“You are the salt of the earth. But if the salt loses its saltiness, how can it be made salty again? It is no longer good for anything, except to be thrown out and trampled by men. You are the light of the world. A city on a hill cannot be hidden. Neither do people light a lamp and put it under a bowl. Instead they put it on its stand, and it gives light to everyone in the house. In the same way, let your light shine before men, that they may see your good deeds and praise your Father in heaven.” —Matthew 5:13-16
What Christ does here is amazing. He who called himself the Light of the World (John 8:12) assigns to us the same name! What is he saying? He is telling us that our mission here is to reflect his light wherever darkness exists.
Now think about this. There is never a day that you are not in contact with darkness in some form. Maybe it is the darkness of your child’s rebellion. Maybe it is the darkness of a community injustice. Maybe it is the darkness of the materialism all around you, or your marital difficulties, or the solitude and alienation of someone in your neighborhood. Maybe it is the darkness of the whininess and self-focus that complicates the relationships around you. Maybe it is the darkness of the falsehoods that grip the culture you live in. Somehow, some way, at street level, you are in contact with darkness every day.

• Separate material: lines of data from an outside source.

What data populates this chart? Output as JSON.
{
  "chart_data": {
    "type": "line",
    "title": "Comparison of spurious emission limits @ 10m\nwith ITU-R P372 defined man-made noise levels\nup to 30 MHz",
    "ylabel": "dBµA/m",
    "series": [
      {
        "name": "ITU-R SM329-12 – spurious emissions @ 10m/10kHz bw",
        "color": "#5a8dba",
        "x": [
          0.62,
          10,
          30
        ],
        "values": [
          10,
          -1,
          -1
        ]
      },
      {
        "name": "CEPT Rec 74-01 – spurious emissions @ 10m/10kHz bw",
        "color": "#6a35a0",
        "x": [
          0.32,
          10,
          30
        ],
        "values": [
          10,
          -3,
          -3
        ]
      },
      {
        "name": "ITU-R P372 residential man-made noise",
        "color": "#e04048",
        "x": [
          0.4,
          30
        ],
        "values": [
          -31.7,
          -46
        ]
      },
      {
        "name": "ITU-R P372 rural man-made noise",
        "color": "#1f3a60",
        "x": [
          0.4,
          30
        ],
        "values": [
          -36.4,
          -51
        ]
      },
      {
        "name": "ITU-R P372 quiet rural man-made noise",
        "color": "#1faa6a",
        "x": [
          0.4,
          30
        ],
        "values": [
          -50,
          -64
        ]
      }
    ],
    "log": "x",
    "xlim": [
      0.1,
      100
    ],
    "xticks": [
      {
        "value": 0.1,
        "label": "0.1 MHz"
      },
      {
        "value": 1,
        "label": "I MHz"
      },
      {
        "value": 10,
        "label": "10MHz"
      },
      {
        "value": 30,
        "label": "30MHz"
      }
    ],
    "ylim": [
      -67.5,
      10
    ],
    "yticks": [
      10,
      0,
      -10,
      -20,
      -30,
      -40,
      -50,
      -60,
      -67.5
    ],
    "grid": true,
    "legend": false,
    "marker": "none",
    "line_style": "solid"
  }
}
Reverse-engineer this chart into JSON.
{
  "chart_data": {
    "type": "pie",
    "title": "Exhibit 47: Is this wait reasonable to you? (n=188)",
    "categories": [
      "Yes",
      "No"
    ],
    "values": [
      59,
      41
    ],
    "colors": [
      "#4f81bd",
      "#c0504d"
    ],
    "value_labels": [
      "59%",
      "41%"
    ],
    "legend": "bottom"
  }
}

How are you called to respond? You must not be content with avoiding the darkness. You must not be content with surviving the darkness. You are called to shine light into the darkness. Jesus is essentially saying, “You have been lit by the light of my grace and truth. Now go shine!” The passage calls us to consider how nonsensical it would be to light a lamp and then cover it. Truly, to have a light, yet obscure it so it lights nothing, simply makes no sense.
That darkness is all around us, everywhere we go. Yet to each of these places we carry with us the light of transforming grace. That which has been so tragically darkened by sin can be illuminated by the Light of the World who dwells within us. Because of this, I can live excited by my new-found ministry potential. I can live looking for opportunities to shine, that I might be part of what God is doing in the places where he has put me. I can begin to be motivated by the high calling I have been given. I can be justifiably amazed that God would choose me to be part of the most important work in the universe—the redemption of the lost.
How could it be that God would place his name on me? How could it be that he would pick me up in his hands and use me as a tool of renewal, restoration, and redemption? No matter how much worldly success I achieve, no matter how much wealth I acquire, no matter how much honor in the eyes of others I am given, and no matter how many wonderful things I experience, there is nothing that could ever compete or compare with the surpassing honor of knowing God and being chosen to be part of what he is doing on earth.